Was sollten die EU-Agrarminister beim Treffen am Wochenende in Berlin also tun?
Wir brauchen Klarheit über die Lieferketten aus Russland. Alle müssen ermutigt werden, zu helfen und nicht den freien Warenverkehr zu stoppen. Es braucht eine wirtschaftliche Sicht auf die Dinge und keine politische. Düngemittel verstehen nämlich keine Politik. Wenn man sie einsetzt, erhält man Getreide, wenn nicht, eben viel, viel weniger.
Reiche Länder können die Inflation vielleicht managen, aber was bedeutet der weltweite Preisanstieg für ärmere Länder, etwa in Afrika?
Viele dort können sich einen doppelt so hohen Düngemittelpreis einfach gar nicht mehr leisten. Die Produktion wird sinken, Menschen werden hungern oder sterben. Das wird auch die politische Stabilität in diesen Ländern gefährden.
Beim Gas hat es der Westen geschafft, rasch Alternativen zu russischen Lieferungen zu finden. Geht das kurzfristig auch bei Düngemitteln?
Erstens können wir bei Öl und Gas den Verbrauch senken, erneuerbare Energien nutzen, Atomkraftwerke länger laufen lassen. Das geht bei Düngemittel nicht. Zweitens hat Russland den Standortvorteil durch billiges Gas. Seit dem Preisanstieg wurden in Europa zum Beispiel Ammoniakwerke geschlossen. Um die Weltbevölkerung zu ernähren, hatten wir schon vor dem Krieg gerade mal ausreichende Kapazitäten. Wenn was wegfällt, geht es sich nicht mehr aus, auch weil die Bevölkerungszahl global stark steigt.
Der Gründer von Eurochem ist der russische Milliardär Andrey Melnichenko. Er hat sich nach Kriegsbeginn zwar aus dem Unternehmen zurückgezogen und ein Kriegsende gefordert, steht aber trotzdem auf der EU-Sanktionsliste. Vertreten Sie hier nicht auch die Interessen eines Putin-nahen russischen Oligarchen?
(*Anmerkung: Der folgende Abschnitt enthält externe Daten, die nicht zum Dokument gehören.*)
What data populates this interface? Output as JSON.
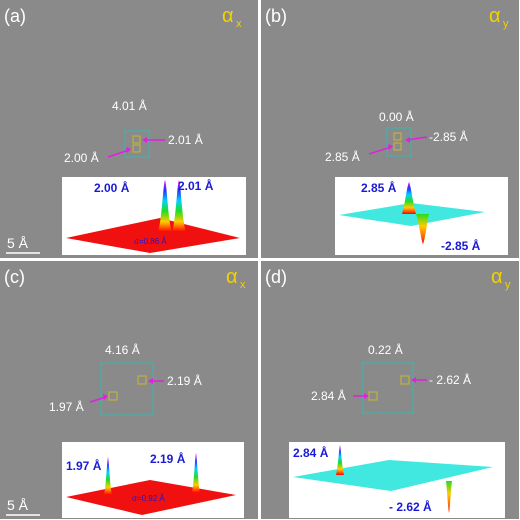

Nein. Melnichenko ist kein Oligarch, weil er nie Staatsvermögen gekauft oder an den Staat verkauft hat. Er ist Self-made-Millionär und steht Putin nicht nahe. Er war Gründer von Eurochem, ist aber nicht der Eigentümer. Das Unternehmen gehört einem Trust, der von drei Anwälten geführt wird, und zwar schon seit fast zwanzig Jahren. Der Sitz ist seit 2012 in der Schweiz. Als der Krieg begann, haben wir gesehen, dass durch seine Tätigkeit im Vorstand ein Risiko für das Unternehmen besteht, daher ist er ausgeschieden. Der Vorsitzende des Trusts ist der frühere Interpol-Chef der USA, Ron Noble, also wohl ein sehr guter Gatekeeper.
Kann man glauben, aber auch nicht...
... einige europäische Länder haben sogar Prüfer beauftragt, die zu dem Schluss gekommen sind Eurochem nicht von Melnichenkos kontrolliert wird. Sie sehen, wir sind ein internationales Unternehmen, ohne Einfluss aus Russland.